Donc, pour toi, ce dont il s’agit c’est de catharsis? Mais les névrosé(e)s n’étaient autrefois pas les mêmes qu’aujourd’hui. Je me demande d’ailleurs ce qui les a fait tant changer. Les hystériques. Elles arrivaient à l’analyste avec un corps autrement plus parlant qu’aujourd’hui, se démenant comme un beau diable.
Il me semble, quant à moi, que le premier travail de Jung avec Spielrein est psychanalytique (le travail sur la chaise), et obtient d’ailleurs des résultats remarquables, du moins est-ce ce que le film laisse entendre. Ce n’est que dans un deuxième temps, effectivement, comme le souligne Géraldine, dans la méconnaissance, dans l’ignorance des effets de transfert etc., sous l’influence de la rencontre avec Gross, qu’il y a passage à l’acte.
« Pour Freud, nous rappelle Alain Merlet, c’est la chaîne des signifiants qui mène à la remémoration, plus que la scène elle-même, qui compte.«
Oui, c’est très juste, il s’agit d’extraire de la scène le signifiant, et c’est le moment de l’invention, et de l’apaisement, et c’est la voie qui ouvre au désir, qui est d’abord désir de dire, encore. A l’autre, dire encore, et c’est le transfert, l’amour. Et ça, il va falloir l’épuiser, jusqu’à aller à ce qui ne passe pas, ne passe pas dans le transfert, n’appelle plus l’amour (vers une nouvelle solitude, « la différence absolue »).

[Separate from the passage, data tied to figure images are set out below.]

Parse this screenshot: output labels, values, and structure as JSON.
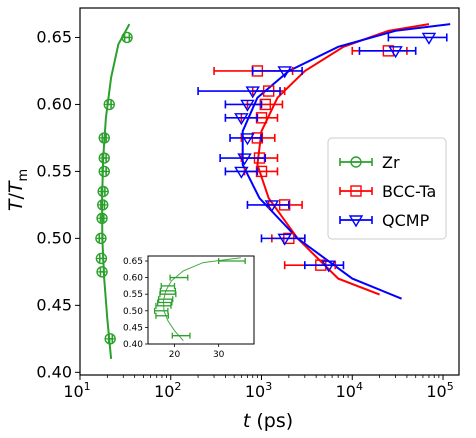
{
  "chart_data": [
    {
      "type": "scatter",
      "id": "main",
      "xlabel": "t (ps)",
      "ylabel": "T/T_m",
      "xscale": "log",
      "xlim": [
        10,
        150000
      ],
      "ylim": [
        0.398,
        0.672
      ],
      "xticks": [
        {
          "value": 10,
          "base": "10",
          "exp": "1"
        },
        {
          "value": 100,
          "base": "10",
          "exp": "2"
        },
        {
          "value": 1000,
          "base": "10",
          "exp": "3"
        },
        {
          "value": 10000,
          "base": "10",
          "exp": "4"
        },
        {
          "value": 100000,
          "base": "10",
          "exp": "5"
        }
      ],
      "yticks": [
        {
          "value": 0.4,
          "label": "0.40"
        },
        {
          "value": 0.45,
          "label": "0.45"
        },
        {
          "value": 0.5,
          "label": "0.50"
        },
        {
          "value": 0.55,
          "label": "0.55"
        },
        {
          "value": 0.6,
          "label": "0.60"
        },
        {
          "value": 0.65,
          "label": "0.65"
        }
      ],
      "legend_position": "center-right",
      "series": [
        {
          "name": "Zr",
          "color": "#2ca02c",
          "marker": "circle",
          "points": [
            {
              "y": 0.425,
              "x": 21.5,
              "xerr": [
                20.7,
                22.7
              ]
            },
            {
              "y": 0.475,
              "x": 17.5,
              "xerr": [
                16.8,
                18.3
              ]
            },
            {
              "y": 0.485,
              "x": 17.2,
              "xerr": [
                16.5,
                18.0
              ]
            },
            {
              "y": 0.5,
              "x": 17.0,
              "xerr": [
                16.3,
                17.8
              ]
            },
            {
              "y": 0.515,
              "x": 17.5,
              "xerr": [
                16.8,
                18.3
              ]
            },
            {
              "y": 0.525,
              "x": 17.8,
              "xerr": [
                17.0,
                18.6
              ]
            },
            {
              "y": 0.535,
              "x": 18.0,
              "xerr": [
                17.2,
                18.8
              ]
            },
            {
              "y": 0.55,
              "x": 18.5,
              "xerr": [
                17.6,
                19.4
              ]
            },
            {
              "y": 0.56,
              "x": 18.5,
              "xerr": [
                17.6,
                19.4
              ]
            },
            {
              "y": 0.575,
              "x": 18.5,
              "xerr": [
                17.6,
                19.4
              ]
            },
            {
              "y": 0.6,
              "x": 21.0,
              "xerr": [
                20.0,
                22.0
              ]
            },
            {
              "y": 0.65,
              "x": 33.0,
              "xerr": [
                31.0,
                35.0
              ]
            }
          ],
          "fit": [
            {
              "x": 22.0,
              "y": 0.41
            },
            {
              "x": 20.0,
              "y": 0.44
            },
            {
              "x": 18.5,
              "y": 0.47
            },
            {
              "x": 17.6,
              "y": 0.5
            },
            {
              "x": 17.5,
              "y": 0.53
            },
            {
              "x": 18.0,
              "y": 0.56
            },
            {
              "x": 19.3,
              "y": 0.59
            },
            {
              "x": 22.0,
              "y": 0.62
            },
            {
              "x": 26.5,
              "y": 0.645
            },
            {
              "x": 35.0,
              "y": 0.66
            }
          ]
        },
        {
          "name": "BCC-Ta",
          "color": "#ff0000",
          "marker": "square",
          "points": [
            {
              "y": 0.48,
              "x": 4500,
              "xerr": [
                1800,
                6500
              ]
            },
            {
              "y": 0.5,
              "x": 2000,
              "xerr": [
                1300,
                3000
              ]
            },
            {
              "y": 0.525,
              "x": 1800,
              "xerr": [
                1200,
                2800
              ]
            },
            {
              "y": 0.55,
              "x": 1000,
              "xerr": [
                650,
                1500
              ]
            },
            {
              "y": 0.56,
              "x": 950,
              "xerr": [
                600,
                1500
              ]
            },
            {
              "y": 0.575,
              "x": 900,
              "xerr": [
                600,
                1400
              ]
            },
            {
              "y": 0.59,
              "x": 1000,
              "xerr": [
                600,
                1500
              ]
            },
            {
              "y": 0.6,
              "x": 1100,
              "xerr": [
                700,
                1700
              ]
            },
            {
              "y": 0.61,
              "x": 1200,
              "xerr": [
                800,
                1800
              ]
            },
            {
              "y": 0.625,
              "x": 900,
              "xerr": [
                300,
                2200
              ]
            },
            {
              "y": 0.64,
              "x": 25000,
              "xerr": [
                10000,
                40000
              ]
            }
          ],
          "fit": [
            {
              "x": 20000,
              "y": 0.458
            },
            {
              "x": 7000,
              "y": 0.47
            },
            {
              "x": 2500,
              "y": 0.5
            },
            {
              "x": 1200,
              "y": 0.53
            },
            {
              "x": 900,
              "y": 0.555
            },
            {
              "x": 1000,
              "y": 0.58
            },
            {
              "x": 1500,
              "y": 0.605
            },
            {
              "x": 3000,
              "y": 0.625
            },
            {
              "x": 8000,
              "y": 0.643
            },
            {
              "x": 25000,
              "y": 0.655
            },
            {
              "x": 70000,
              "y": 0.66
            }
          ]
        },
        {
          "name": "QCMP",
          "color": "#0000ff",
          "marker": "triangle-down",
          "points": [
            {
              "y": 0.48,
              "x": 5500,
              "xerr": [
                3000,
                8000
              ]
            },
            {
              "y": 0.5,
              "x": 1800,
              "xerr": [
                1000,
                3000
              ]
            },
            {
              "y": 0.525,
              "x": 1300,
              "xerr": [
                700,
                2000
              ]
            },
            {
              "y": 0.55,
              "x": 600,
              "xerr": [
                400,
                900
              ]
            },
            {
              "y": 0.56,
              "x": 650,
              "xerr": [
                350,
                1100
              ]
            },
            {
              "y": 0.575,
              "x": 700,
              "xerr": [
                450,
                1000
              ]
            },
            {
              "y": 0.59,
              "x": 600,
              "xerr": [
                400,
                900
              ]
            },
            {
              "y": 0.6,
              "x": 700,
              "xerr": [
                400,
                1000
              ]
            },
            {
              "y": 0.61,
              "x": 800,
              "xerr": [
                200,
                1600
              ]
            },
            {
              "y": 0.625,
              "x": 1800,
              "xerr": [
                800,
                2800
              ]
            },
            {
              "y": 0.64,
              "x": 30000,
              "xerr": [
                12000,
                50000
              ]
            },
            {
              "y": 0.65,
              "x": 70000,
              "xerr": [
                25000,
                110000
              ]
            }
          ],
          "fit": [
            {
              "x": 35000,
              "y": 0.455
            },
            {
              "x": 10000,
              "y": 0.47
            },
            {
              "x": 2500,
              "y": 0.5
            },
            {
              "x": 950,
              "y": 0.53
            },
            {
              "x": 620,
              "y": 0.555
            },
            {
              "x": 620,
              "y": 0.58
            },
            {
              "x": 900,
              "y": 0.605
            },
            {
              "x": 2000,
              "y": 0.625
            },
            {
              "x": 7000,
              "y": 0.643
            },
            {
              "x": 30000,
              "y": 0.655
            },
            {
              "x": 120000,
              "y": 0.66
            }
          ]
        }
      ]
    },
    {
      "type": "scatter",
      "id": "inset",
      "xscale": "linear",
      "xlim": [
        14,
        38
      ],
      "ylim": [
        0.4,
        0.665
      ],
      "xticks": [
        {
          "value": 20,
          "label": "20"
        },
        {
          "value": 30,
          "label": "30"
        }
      ],
      "yticks": [
        {
          "value": 0.4,
          "label": "0.40"
        },
        {
          "value": 0.45,
          "label": "0.45"
        },
        {
          "value": 0.5,
          "label": "0.50"
        },
        {
          "value": 0.55,
          "label": "0.55"
        },
        {
          "value": 0.6,
          "label": "0.60"
        },
        {
          "value": 0.65,
          "label": "0.65"
        }
      ],
      "series": [
        {
          "name": "Zr",
          "color": "#2ca02c",
          "points": [
            {
              "y": 0.425,
              "x": 21.5,
              "xerr": [
                19.5,
                23.5
              ]
            },
            {
              "y": 0.485,
              "x": 17.2,
              "xerr": [
                15.8,
                18.6
              ]
            },
            {
              "y": 0.5,
              "x": 17.0,
              "xerr": [
                15.5,
                18.5
              ]
            },
            {
              "y": 0.515,
              "x": 17.5,
              "xerr": [
                15.8,
                19.2
              ]
            },
            {
              "y": 0.525,
              "x": 17.8,
              "xerr": [
                16.2,
                19.4
              ]
            },
            {
              "y": 0.535,
              "x": 18.0,
              "xerr": [
                16.4,
                19.6
              ]
            },
            {
              "y": 0.55,
              "x": 18.5,
              "xerr": [
                16.7,
                20.3
              ]
            },
            {
              "y": 0.56,
              "x": 18.5,
              "xerr": [
                16.8,
                20.2
              ]
            },
            {
              "y": 0.575,
              "x": 18.5,
              "xerr": [
                17.0,
                20.0
              ]
            },
            {
              "y": 0.6,
              "x": 21.0,
              "xerr": [
                19.0,
                23.0
              ]
            },
            {
              "y": 0.65,
              "x": 33.0,
              "xerr": [
                30.0,
                36.0
              ]
            }
          ],
          "fit": [
            {
              "x": 22.0,
              "y": 0.41
            },
            {
              "x": 20.0,
              "y": 0.44
            },
            {
              "x": 18.5,
              "y": 0.47
            },
            {
              "x": 17.6,
              "y": 0.5
            },
            {
              "x": 17.5,
              "y": 0.53
            },
            {
              "x": 18.0,
              "y": 0.56
            },
            {
              "x": 19.3,
              "y": 0.59
            },
            {
              "x": 22.0,
              "y": 0.62
            },
            {
              "x": 26.5,
              "y": 0.645
            },
            {
              "x": 35.0,
              "y": 0.66
            }
          ]
        }
      ]
    }
  ]
}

« Céder sur le bien-dire vous destine inévitablement au mal faire. C’est ce qui arrive à Jung et Gross, à l’envers de Freud et, osons le dire, de Sabina Spielrein. Son activité d’analyste, brillante, fut trop courte, fauchée par la barbarie nazie.«
Oui, tu as raison, de cela au moins, bien-dire, nous pouvons être responsables.
J’y réponds, avec délice, mais, comme tu vas le voir, pas sans contradiction que j’abhorre d’éliminer.
Tout d’abord, je maintiens ma formule « tenant du corps/ servant du désir » à ceci près, d’en inverser les termes: plutôt servant du corps (évocation de la perversion) et tenant du dire (ne pas céder sur le désir ). Elle n’est pas tout-à-fait exacte mais tellement opératoire dans la clinique.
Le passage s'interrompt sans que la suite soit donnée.